Napolitano, Marcegaglia, ricercatori, Gli appelli inascoltati dal Governo

RICERCA

 

di Andrea Benvenuti
(a.benvenuti@cisl.it)

Il Capo dello Stato non perde ormai occasione per pungolare Governo e maggioranza, politica e Parlamento, sull'importanza di investire nella ricerca e di far arrivare soldi veri agli enti pubblici.
"Sugli investimenti per la ricerca e lo sviluppo ci giochiamo il nostro futuro. A parole nessuno lo nega. Poi tra parole e fatti spesso ci sono differenze notevoli", ha detto, anche lunedì, Giorgio Napolitano visitando gli stabilimenti della Selex Sistemi Integrati a Roma, azienda del gruppo Finmeccanica. Il presidente ha insistito affinché "ci siano investimenti pubblici e privati nel comparto e i referenti della politica e delle istituzioni "facciano sistema". Un appello a cui si è unita anche il presidente di Confindustria, Emma Marcegaglia parlando all'assemblea dell'Unione degli industriali di Roma: "E' arrivato il momento in cui il Paese deve cambiare marcia. Rimanere fermi non va bene, rischia di condannarci ad una crescita bassa che è anche un problema per la stabilizzazione del debito pubblico. Noi non ci iscriviamo né al partito della spesa né a quello del rigore ma al partito che vuole il futuro del Paese, in cui si ritrovi la capacità di fare sviluppo".
Nel medio termine, secondo Marcegaglia, "bisogna pensare ad una riduzione della spesa pubblica corrente improduttiva per trovare risorse per ricerca e infrastrutture".

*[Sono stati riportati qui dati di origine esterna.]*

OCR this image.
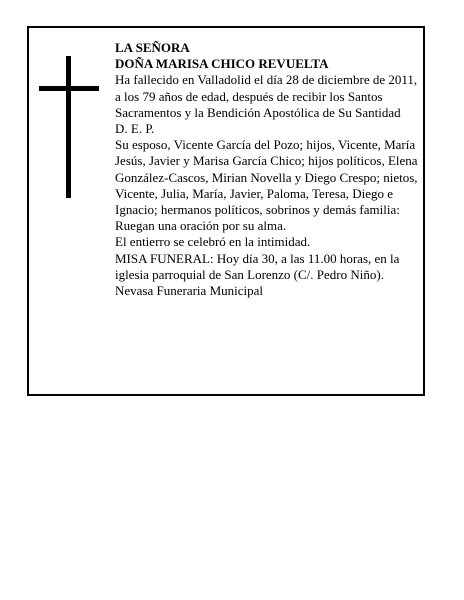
LA SEÑORA

DOÑA MARISA CHICO REVUELTA

Ha fallecido en Valladolid el día 28 de diciembre de 2011, a los 79 años de edad, después de recibir los Santos Sacramentos y la Bendición Apostólica de Su Santidad

D. E. P.

Su esposo, Vicente García del Pozo; hijos, Vicente, María Jesús, Javier y Marisa García Chico; hijos políticos, Elena González-Cascos, Mirian Novella y Diego Crespo; nietos, Vicente, Julia, María, Javier, Paloma, Teresa, Diego e Ignacio; hermanos políticos, sobrinos y demás familia:

Ruegan una oración por su alma.

El entierro se celebró en la intimidad.

MISA FUNERAL: Hoy día 30, a las 11.00 horas, en la iglesia parroquial de San Lorenzo (C/. Pedro Niño).

Nevasa Funeraria Municipal
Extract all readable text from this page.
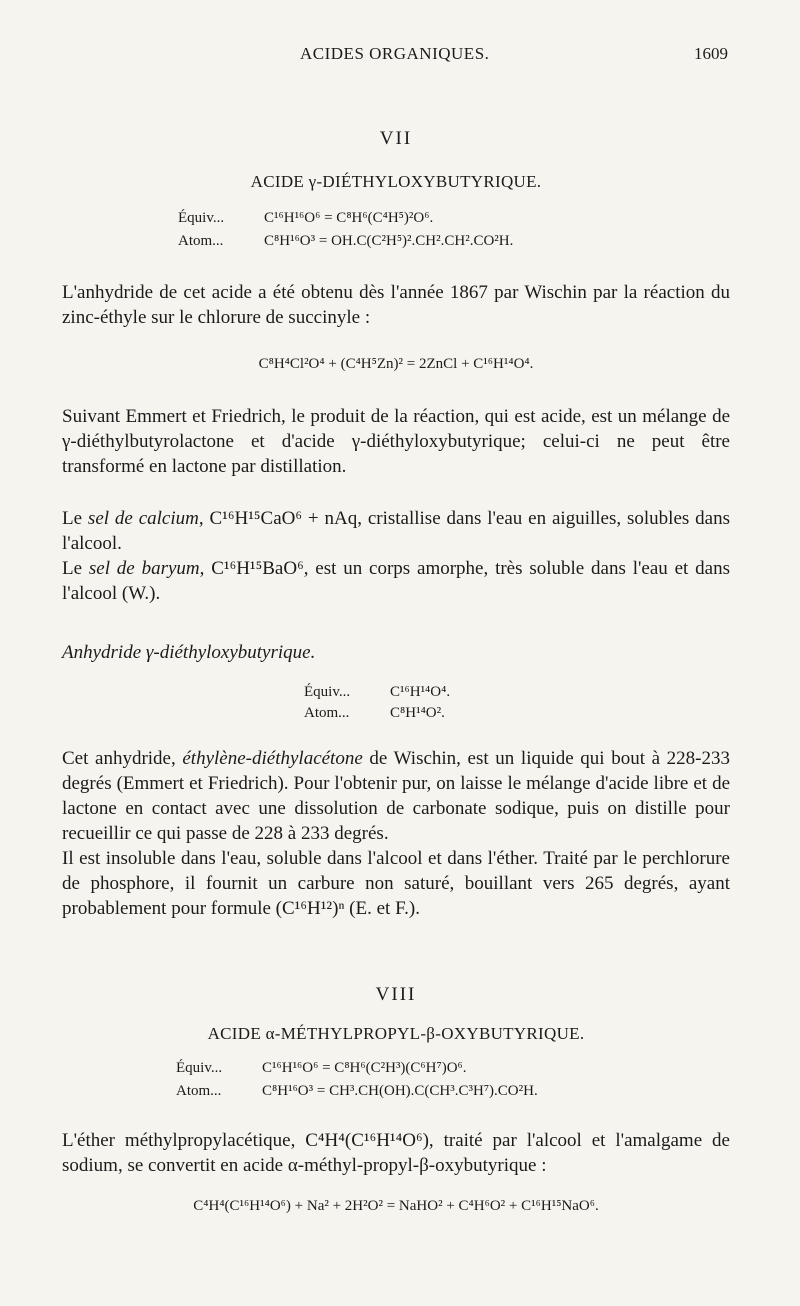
ACIDES ORGANIQUES.	1609
VII
ACIDE γ-DIÉTHYLOXYBUTYRIQUE.
Équiv...	C¹⁶H¹⁶O⁶ = C⁸H⁶(C⁴H⁵)²O⁶.
Atom...	C⁸H¹⁶O³ = OH.C(C²H⁵)².CH².CH².CO²H.
L'anhydride de cet acide a été obtenu dès l'année 1867 par Wischin par la réaction du zinc-éthyle sur le chlorure de succinyle :
C⁸H⁴Cl²O⁴ + (C⁴H⁵Zn)² = 2ZnCl + C¹⁶H¹⁴O⁴.
Suivant Emmert et Friedrich, le produit de la réaction, qui est acide, est un mélange de γ-diéthylbutyrolactone et d'acide γ-diéthyloxybutyrique; celui-ci ne peut être transformé en lactone par distillation.
Le sel de calcium, C¹⁶H¹⁵CaO⁶ + nAq, cristallise dans l'eau en aiguilles, solubles dans l'alcool.
Le sel de baryum, C¹⁶H¹⁵BaO⁶, est un corps amorphe, très soluble dans l'eau et dans l'alcool (W.).
Anhydride γ-diéthyloxybutyrique.
Équiv...	C¹⁶H¹⁴O⁴.
Atom...	C⁸H¹⁴O².
Cet anhydride, éthylène-diéthylacétone de Wischin, est un liquide qui bout à 228-233 degrés (Emmert et Friedrich). Pour l'obtenir pur, on laisse le mélange d'acide libre et de lactone en contact avec une dissolution de carbonate sodique, puis on distille pour recueillir ce qui passe de 228 à 233 degrés.
Il est insoluble dans l'eau, soluble dans l'alcool et dans l'éther. Traité par le perchlorure de phosphore, il fournit un carbure non saturé, bouillant vers 265 degrés, ayant probablement pour formule (C¹⁶H¹²)ⁿ (E. et F.).
VIII
ACIDE α-MÉTHYLPROPYL-β-OXYBUTYRIQUE.
Équiv...	C¹⁶H¹⁶O⁶ = C⁸H⁶(C²H³)(C⁶H⁷)O⁶.
Atom...	C⁸H¹⁶O³ = CH³.CH(OH).C(CH³.C³H⁷).CO²H.
L'éther méthylpropylacétique, C⁴H⁴(C¹⁶H¹⁴O⁶), traité par l'alcool et l'amalgame de sodium, se convertit en acide α-méthyl-propyl-β-oxybutyrique :
C⁴H⁴(C¹⁶H¹⁴O⁶) + Na² + 2H²O² = NaHO² + C⁴H⁶O² + C¹⁶H¹⁵NaO⁶.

Quella della ricerca è un comparto di 28 enti che dipendono da 7 ministeri vigilanti, con 25 mila addetti (di cui 5 mila precari) e un trend negativo quanto a investimenti pubblici. Per l'investimento in ricerca l'Italia è uno dei Paesi più deficitari con una spesa complessiva rispetto al Pil dell'1,1% contro l'1,7 della media Ue a 27. Anche il numero di ricercatori, ogni mille occupati, è del 3,8% contro il 10 degli Usa, 6 della Gran Bretagna e 8% della Francia, solo per fare qualche esempio.

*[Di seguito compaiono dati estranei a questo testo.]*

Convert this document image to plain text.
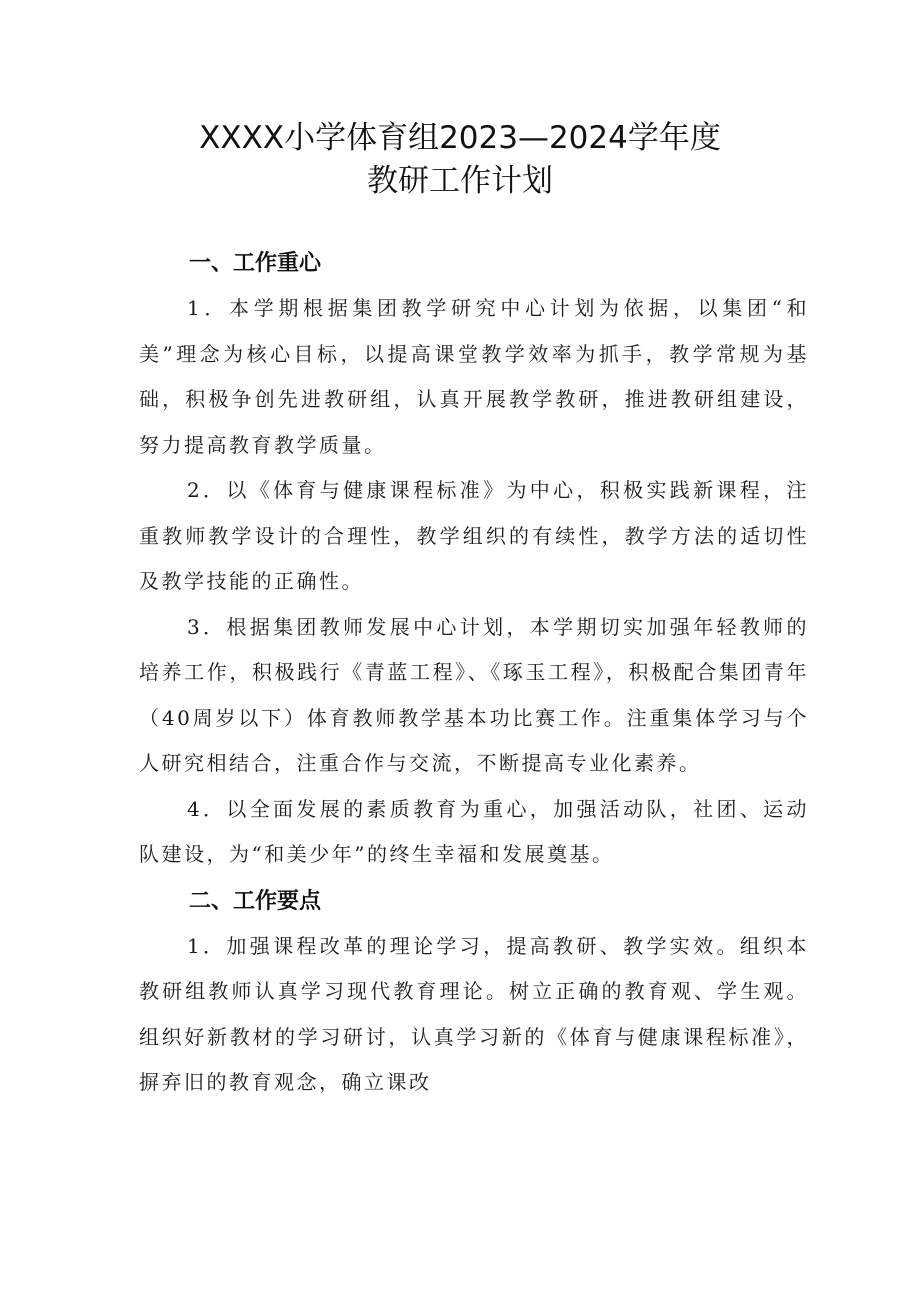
XXXX小学体育组2023—2024学年度
教研工作计划
一、工作重心

1．本学期根据集团教学研究中心计划为依据，以集团“和美”理念为核心目标，以提高课堂教学效率为抓手，教学常规为基础，积极争创先进教研组，认真开展教学教研，推进教研组建设，努力提高教育教学质量。

2．以《体育与健康课程标准》为中心，积极实践新课程，注重教师教学设计的合理性，教学组织的有续性，教学方法的适切性及教学技能的正确性。

3．根据集团教师发展中心计划，本学期切实加强年轻教师的培养工作，积极践行《青蓝工程》、《琢玉工程》，积极配合集团青年（40周岁以下）体育教师教学基本功比赛工作。注重集体学习与个人研究相结合，注重合作与交流，不断提高专业化素养。

4．以全面发展的素质教育为重心，加强活动队，社团、运动队建设，为“和美少年”的终生幸福和发展奠基。

二、工作要点

1．加强课程改革的理论学习，提高教研、教学实效。组织本教研组教师认真学习现代教育理论。树立正确的教育观、学生观。组织好新教材的学习研讨，认真学习新的《体育与健康课程标准》，摒弃旧的教育观念，确立课改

Il ministro del Miur, Mariastella Gelmini, ha ricordato che, "in Finanziaria, non solo non ci sono stati tagli alla ricerca ma sono stati aggiunti 50 milioni in più su 3 anni per il Cnr e per la ricerca in generale e in particolare per la ricerca agroalimentare nel Mezzogiorno" mentre il ministro dello Sviluppo economico, Claudio Scajola, oltre che su Irap e incentivi auto, spinge "per la riapertura del credito di imposta per gli investimenti in ricerca e innovazione".

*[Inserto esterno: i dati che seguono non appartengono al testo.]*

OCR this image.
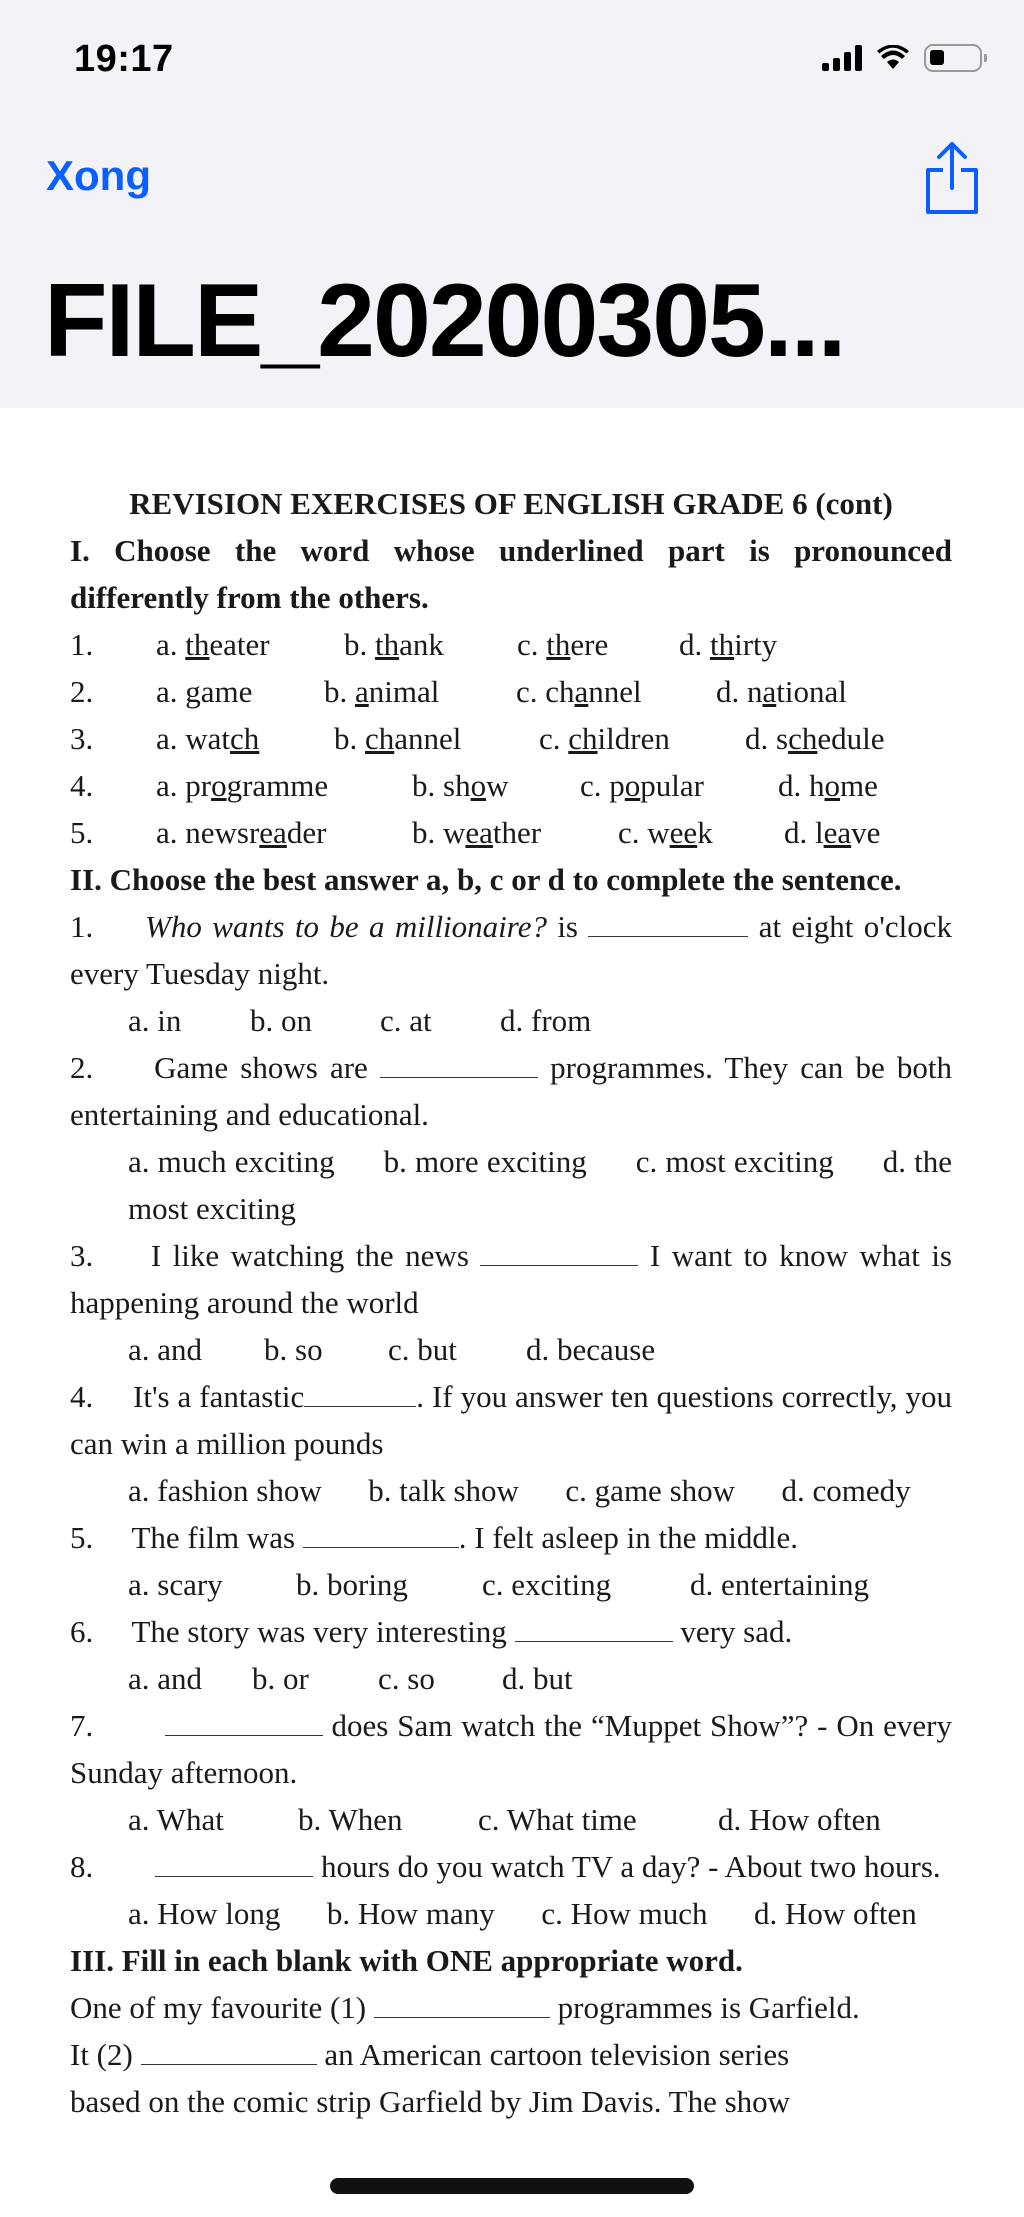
19:17
Xong
FILE_20200305...

REVISION EXERCISES OF ENGLISH GRADE 6 (cont)

I. Choose the word whose underlined part is pronounced differently from the others.

1.	a. theater	b. thank	c. there	d. thirty
2.	a. game	b. animal	c. channel	d. national
3.	a. watch	b. channel	c. children	d. schedule
4.	a. programme	b. show	c. popular	d. home
5.	a. newsreader	b. weather	c. week	d. leave

II. Choose the best answer a, b, c or d to complete the sentence.

1. Who wants to be a millionaire? is	at eight o'clock every Tuesday night.

a. in b. on c. at d. from

2. Game shows are	programmes. They can be both entertaining and educational.

a. much exciting b. more exciting c. most exciting d. the most exciting

3. I like watching the news	I want to know what is happening around the world

a. and b. so c. but d. because

4. It's a fantastic	. If you answer ten questions correctly, you can win a million pounds

a. fashion show b. talk show c. game show d. comedy

5. The film was	. I felt asleep in the middle.

a. scary b. boring c. exciting	d. entertaining

6. The story was very interesting	very sad.

a. and b. or c. so d. but

7.	does Sam watch the “Muppet Show”? - On every Sunday afternoon.

a. What b. When c. What time	d. How often

8.	hours do you watch TV a day? - About two hours.

a. How long b. How many c. How much d. How often

III. Fill in each blank with ONE appropriate word.

One of my favourite (1)	programmes is Garfield.

It (2)	an American cartoon television series

based on the comic strip Garfield by Jim Davis. The show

Sta di fatto però che, ancora una volta, gli auspici non sembrano dei migliori.
La Fir, la Federazione di categoria della Cisl, torna sui due punti chiave lanciati recentemente in occasione degli Stati generali della ricerca che hanno avuto anche il riconoscimento e l'apprezzamento proprio del Capo dello Stato. Giuseppe De Biase, segretario generale della categoria, spinge, da un lato, sulla "necessità di una nuova governance come unico punto di coordinamento delle politiche di sviluppo e investimento" e, dall'altro, proprio sull'approvazione di quel credito d'imposta per favorire gli investimenti delle imprese che lavorano con gli enti pubblici di ricerca". Due punti strategici per il rilancio del comparto su cui il sindacato tiene ferma la bussola nonostante il ministro e il Governo non abbiano finora costruito un serio confronto con le parti sociali e non ha neanche emanato il Piano nazionale 2009-2013. "Il ministro Gelmini si faccia viva - dice De Biase perché stiamo assistendo a interventi dei singoli ministeri competenti che produrranno un'ulteriore frammentazione del comparto e una dispersione delle poche risorse stanziate".